For the muscovado syrup:
Musvovado - sugar - 150 gms
Water  - 200 ml
Icing sugar - 130 gms
Vinegar - 1 tbsp
Glucose - 2 tbsp

Method:

  • Peel the pumpkin, chop it and steam until soft. drain well to remove excess water.
  • Boil the pumpkin in a pan with water,sugar and jelly using 200ml water, 100 gms sugar and 5 gms jelly for every 300 gms pumpkin.
  • When this has dissolved, empty into a bowl or mould and leave to cool.
  • Then cut the pumpkin jelly into 3-4 cm cubes.
  • Separately heat a little of water with 50 gms of sugar and 25 gms of jelly powder until dissolved.

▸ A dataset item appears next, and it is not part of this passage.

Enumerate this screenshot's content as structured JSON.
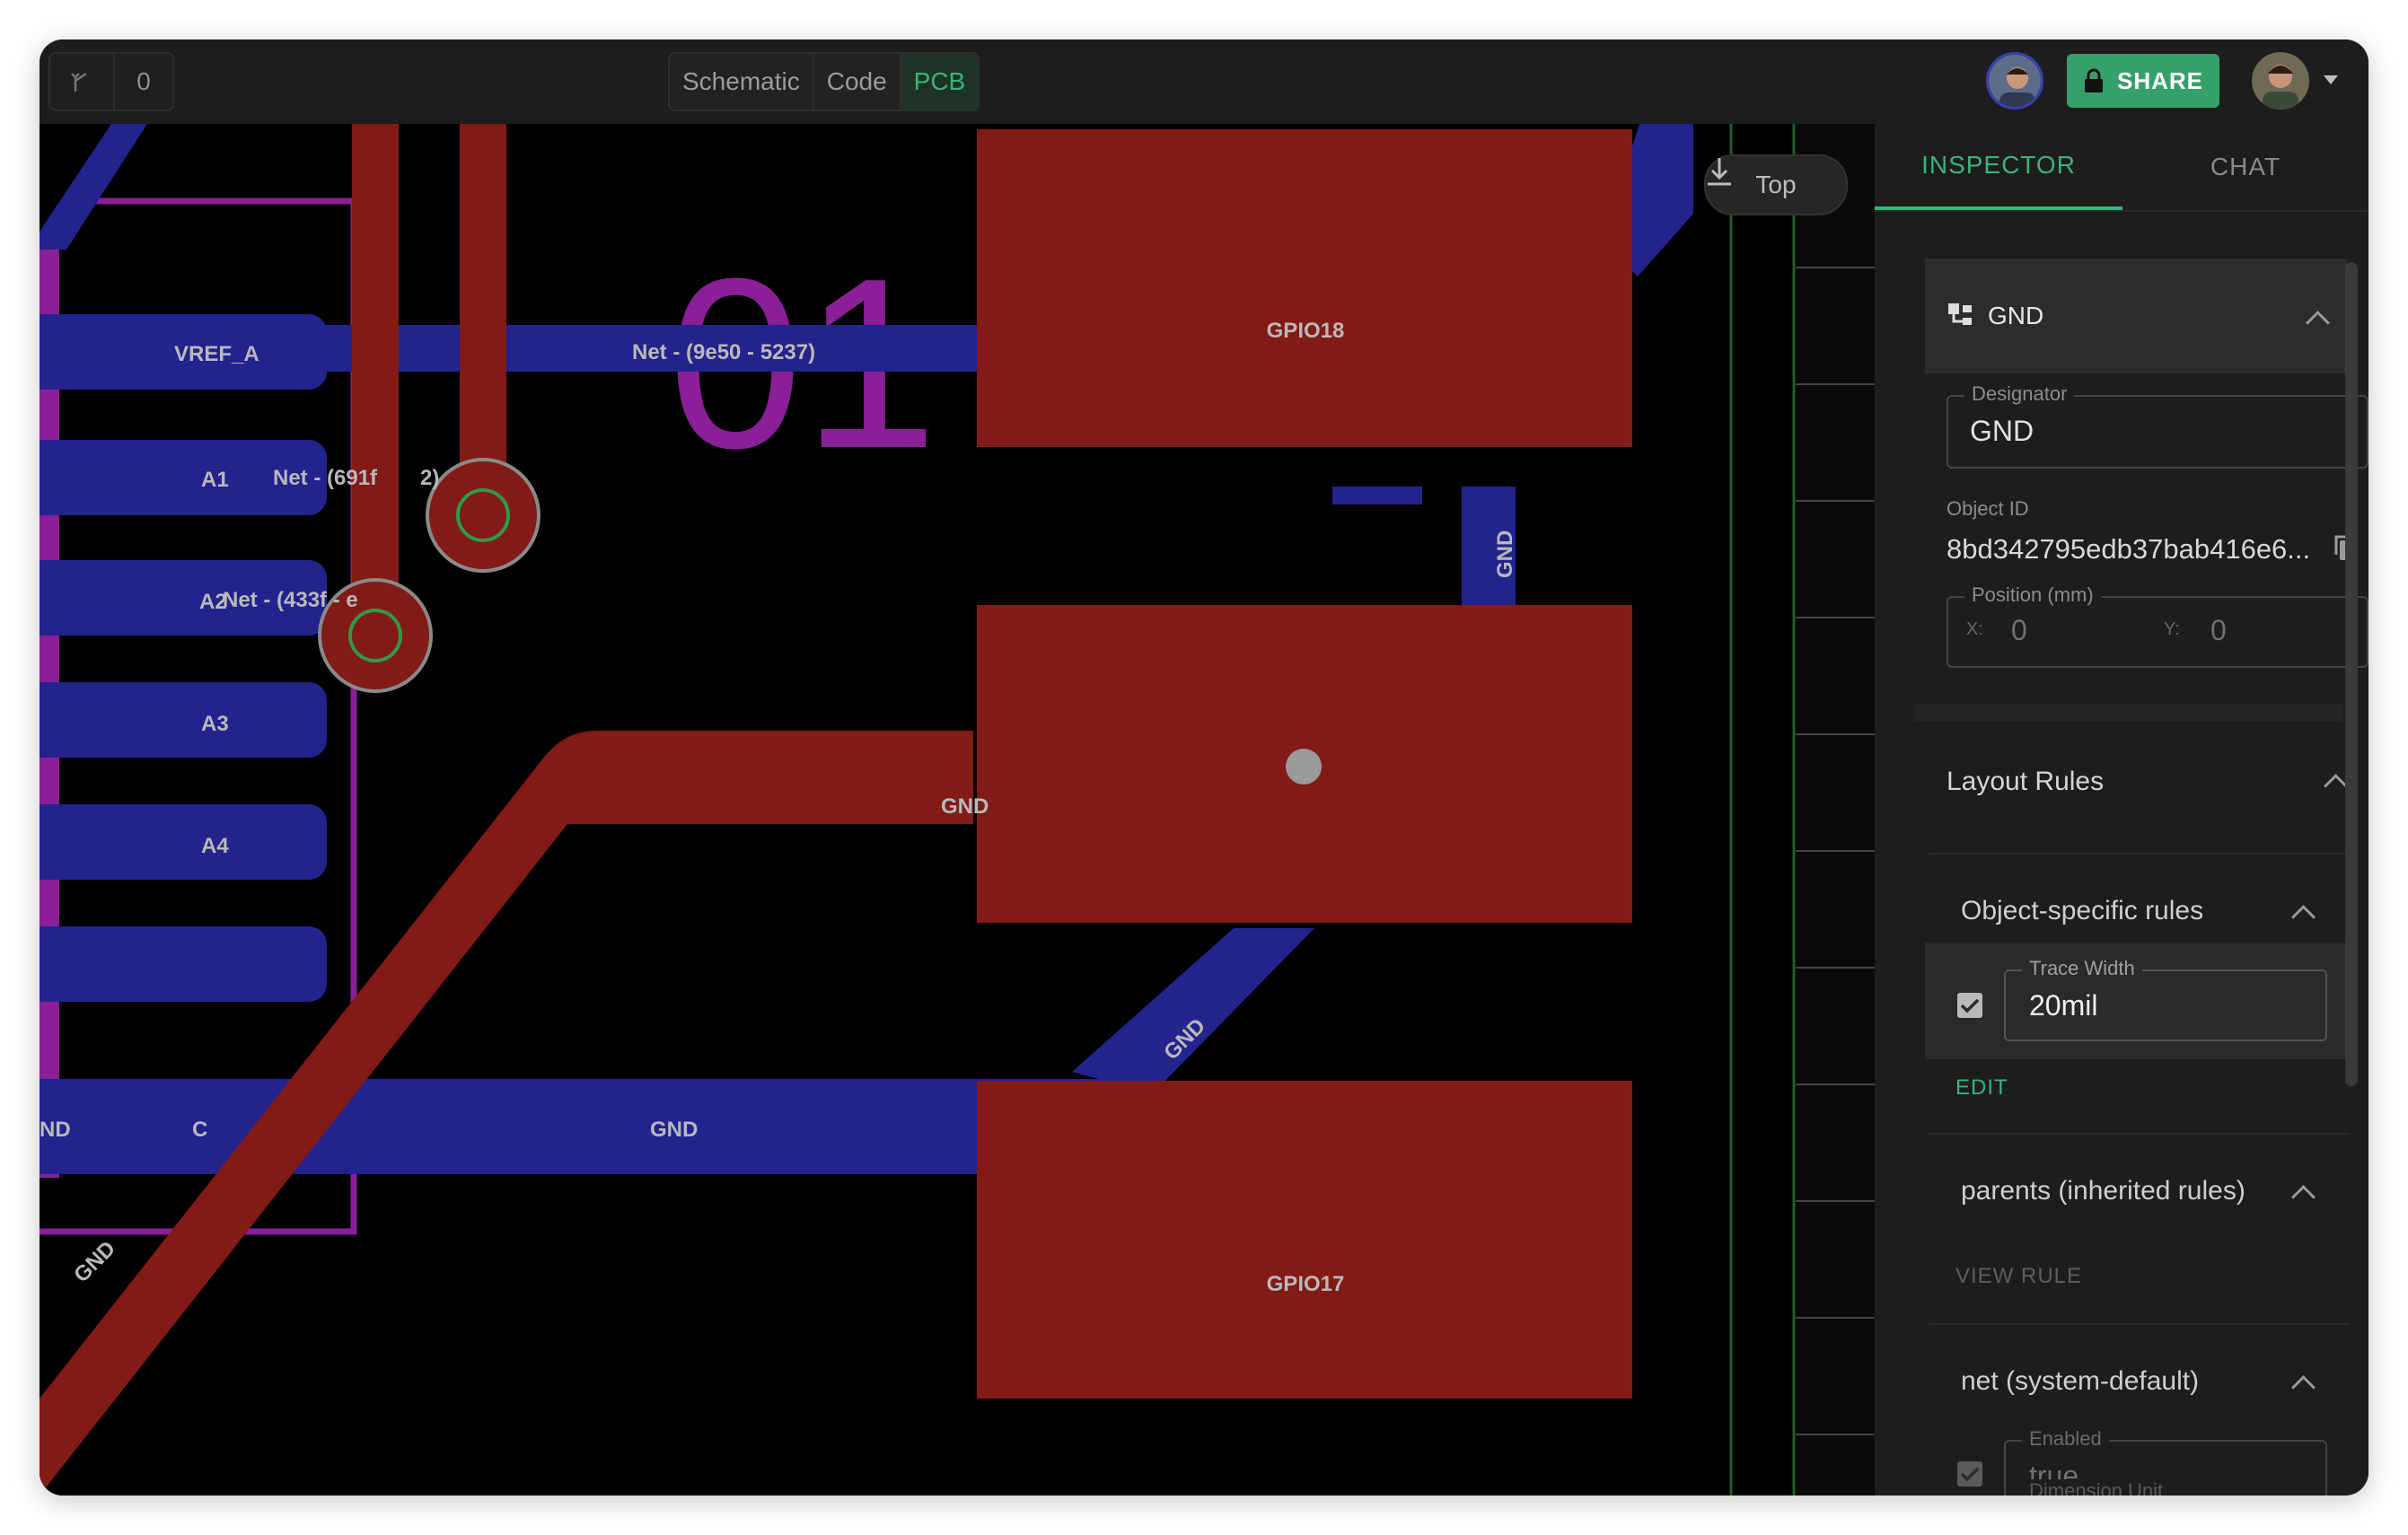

  • Empty into a bowl and leave to cool.
  • When thsi second colourless jelly starts  to solidify, empty into a square mould and place a pumpkin cube in each mould. Leave to cool.
  • To prepare the muscovado syrup: Heat the water, the two types of sugar, the vinegar and the glucose in a pan until totally melted.
  • Place the pumpkin jelly onto the plate and pour the syrup on top.